Unfortunately, there are a whole lot of lawyers who have difficulty discerning how risk works in business. They look to eliminate every risk, no matter how small, and no matter how much opportunity awaits on the other side. They become known as nay-sayers and roadblocks within the organization. It’s the kind of behavior that causes “risk aversion” to be justifiably thrown around as a black mark.
An unfortunate consequence of having overly risk-averse attorneys in an enterprise is that it actually increases the likelihood that something really bad will go wrong. Hand-wringing corporate lawyers quickly get marginalized as managers realize they aren’t helping to find solutions. So the managers help themselves. Work-arounds to “Legal” are created. Lawyers are cut out the loop and not consulted.

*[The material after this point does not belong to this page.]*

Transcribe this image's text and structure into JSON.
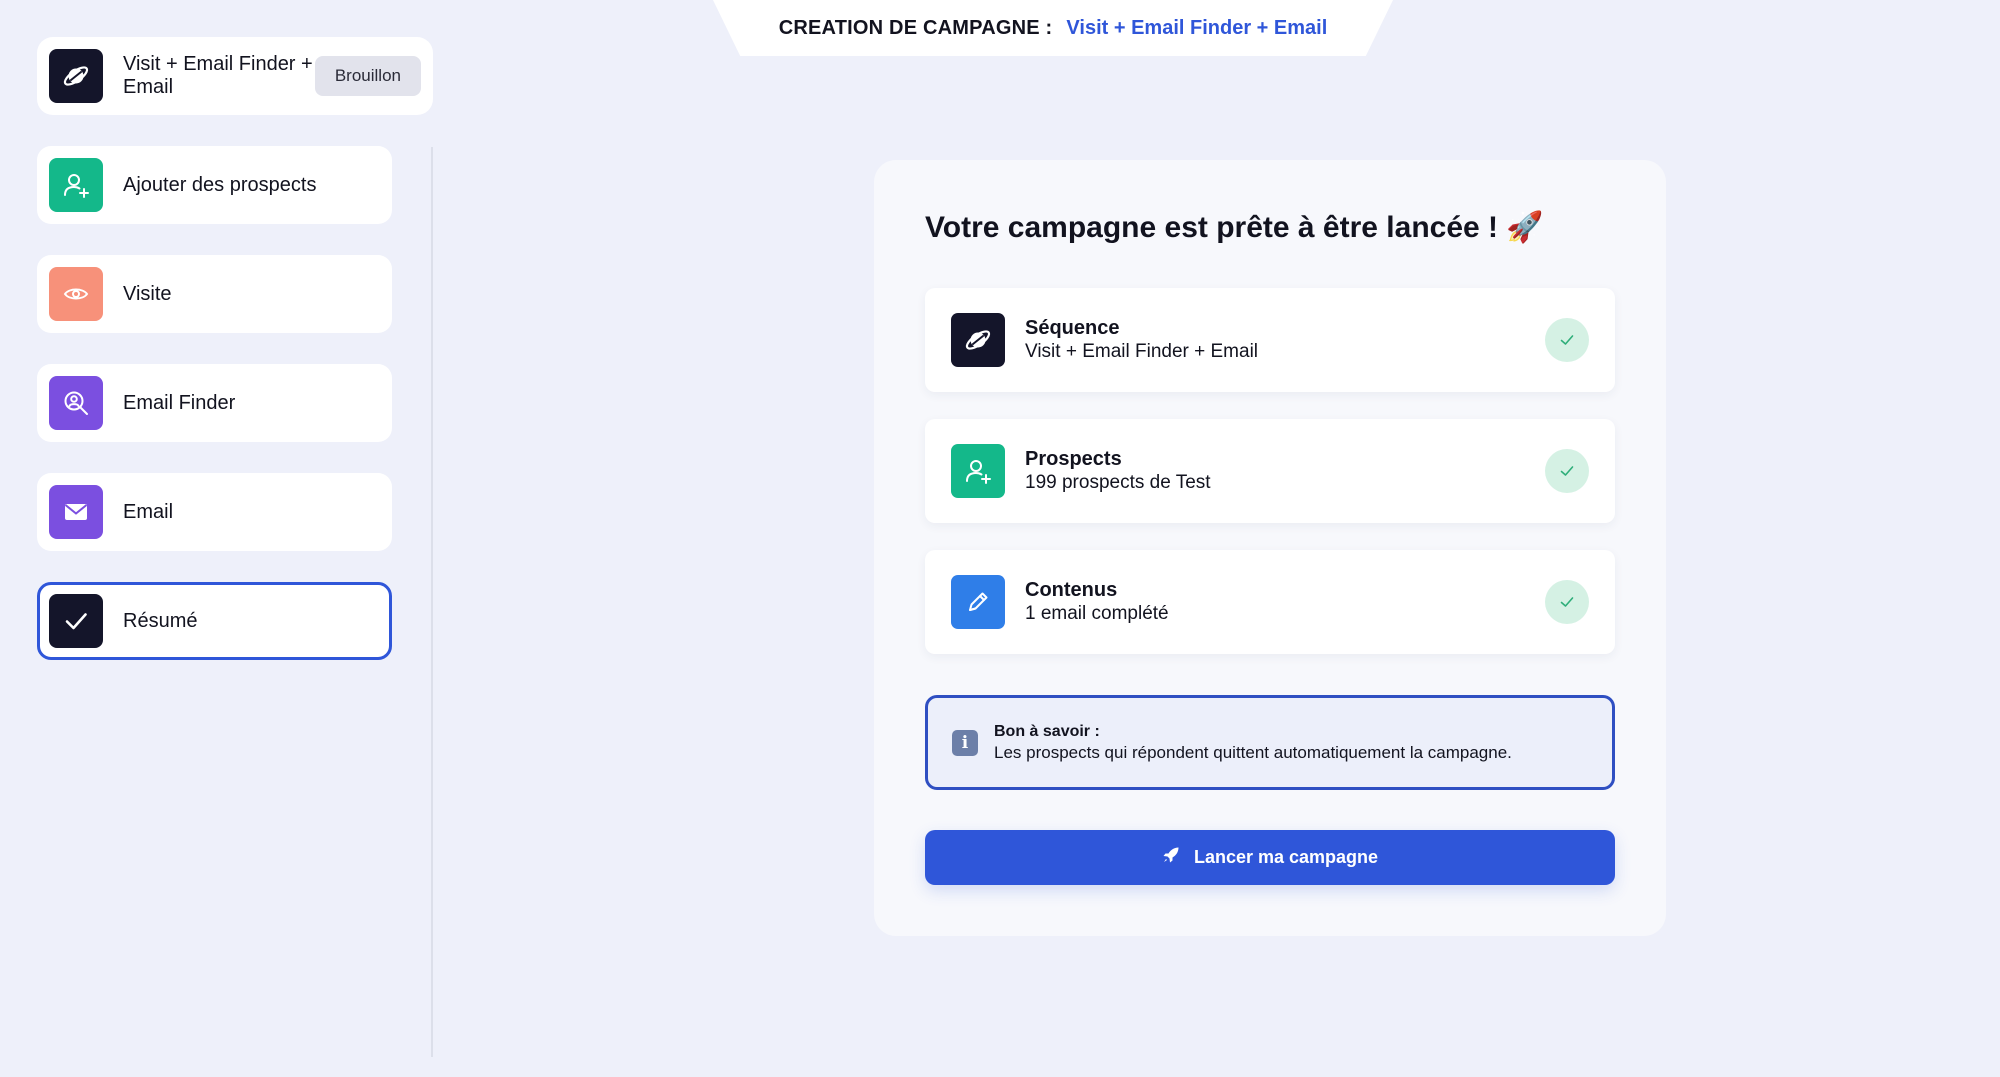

And instead of being able to nudge things in the right direction, lawyers have to clean up a much bigger mess.
Which, perversely, just reinforces the risk aversion.
Unlike criminal law, the vast majority of corporate counseling work involves dealing with grey areas: Will doing X increase the likelihood of getting sued? Will not doing Y cause regulators to ask questions? Does the way we’ve done Z comply with the law? And so on. Only by knowing the business really well can lawyers provide valuable input; after all, it’s not worth taking much risk at all if the “opportunity” from so doing is that an internal client has less work to do or saves some niggling portion of its budget. Conversely, it may be worth taking on a great deal of risk to do something innovative or enter a lucrative new market.
Note that this is NOT an endorsement of violating the law; you don’t advise ignoring the FCPA because there’s such a great market in Bangladesh and gee, how we could dominate it if only we could grease a few palms . . . It’s just that it’s very rare in the corporate world to be faced with a business decision that represents bald-faced lawbreaking. Every day it’s about weighing relative risks against relative opportunities – or if one stands on ceremony, at least enabling your colleagues in the business to do so.
Which is why its so critical to not be risk averse. If the business sees its attorney as part of the team, someone who is working to grow the business and help it take smart risks, they’re going to be far likelier to run things by that attorney – and far likelier to listen on those occasions where the attorney needs to tell them no. And that’s a much better result for client and lawyer alike.